Over-sized fire symbols, misleading colours and poorly selected projections have all been front and centre in the recent spread of bushfire maps. Following yet another deadly bushfire event, a wide variety of maps have been created to reflect the damage caused in Australia. Unfortunately, many of these maps have faced criticism on social media and even in the news (BBC article), due to the misleading cartography. This is largely due to the data being misinterpreted and in the following blog I want to shift focus away from the visualisation and draw attention to the data itself.
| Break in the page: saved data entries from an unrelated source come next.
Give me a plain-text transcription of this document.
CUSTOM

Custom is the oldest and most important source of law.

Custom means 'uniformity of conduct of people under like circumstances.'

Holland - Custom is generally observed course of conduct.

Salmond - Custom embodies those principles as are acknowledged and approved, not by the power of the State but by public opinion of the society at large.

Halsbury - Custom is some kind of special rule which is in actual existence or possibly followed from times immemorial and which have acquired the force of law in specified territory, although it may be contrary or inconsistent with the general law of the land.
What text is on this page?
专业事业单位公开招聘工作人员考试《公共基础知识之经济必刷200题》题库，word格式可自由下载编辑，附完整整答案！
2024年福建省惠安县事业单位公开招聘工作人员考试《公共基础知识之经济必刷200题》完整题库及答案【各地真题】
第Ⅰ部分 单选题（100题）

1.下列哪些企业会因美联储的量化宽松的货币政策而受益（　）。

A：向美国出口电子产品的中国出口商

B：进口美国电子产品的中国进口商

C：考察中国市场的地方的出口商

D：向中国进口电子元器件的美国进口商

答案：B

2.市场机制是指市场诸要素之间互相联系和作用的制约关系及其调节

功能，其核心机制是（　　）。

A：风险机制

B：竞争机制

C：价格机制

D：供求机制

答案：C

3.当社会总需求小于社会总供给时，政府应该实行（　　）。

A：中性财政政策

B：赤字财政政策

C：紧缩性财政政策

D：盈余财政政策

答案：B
One common theme amongst these maps was the data source, provided by science guru’s NASA. A well-respected organisation that provides reliable, historic data for fire detection’s across the globe, spanning all the way back to 2001. Naturally, I figured I’d jump into the cartography ring and see how many rounds I could last. My first point of call was to download 18 years (2001-2019) of data, spanning over 50 million points.
Each point on the map is captured using remote sensing, from the MODIS instrument on board the Terra/Aqua satellites which records the location of a detected fire. At this stage, my first observation was the confidence percentage assigned to each record, to establish how likely my point-on-map is actually a fire, rather than a reflection of a car roof or somebody shining a torch directly towards the satellite (kidding).
The second concern I had was that the MODIS spatial resolution is 1km, meaning that the data is limited to this scale and can never identify fires to a higher accuracy. This throws out any legitimacy on “number of fires” statistics, because MODIS can’t accurately detect a fire that spans 2 meters wide (for example).
Finally, MODIS is great, but unfortunately it doesn’t tell me if I’m looking at a large scale bushfire or a fire from a scouts campfire… more on this below.
If you’re still reading, you’ve done well to come this far without any maps to keep you gripped. Have a well-deserved hex bin styled map of all the detected fires across the globe during 2019.
The longer I worked on this map, the more I noticed the unexpected trends and patterns emerge. For example, why does the Middle East have a high number of recorded fires during 2019, when it’s not known for being a hotspot? Enter the ever-useful World Imagery basemap leading to the discovery that this data was not showing only natural fires, but all fires, human or natural.
For example, this imagery shows the oil rigs producing fires in the Middle East, similarly seen on oil rigs in the middle of the ocean (which I’d incorrectly presumed was just an anomaly in the data). So the assumption that the dataset is showcasing only natural fires and using it for such purpose in a map, would be misleading.
The lessons learned from exploring this dataset shifted my perspective when viewing “bushfire maps” of Australia. Is your map showcasing only bushfires? Are you 100% confident they are fires and not shiny reflections? It’s difficult to tell and I’m not one to cast doubt over every map that utilises this amazing dataset, but it’s always healthy to draw attention to the wider picture and allow the user to interpret the issue with all the facts in their arsenal.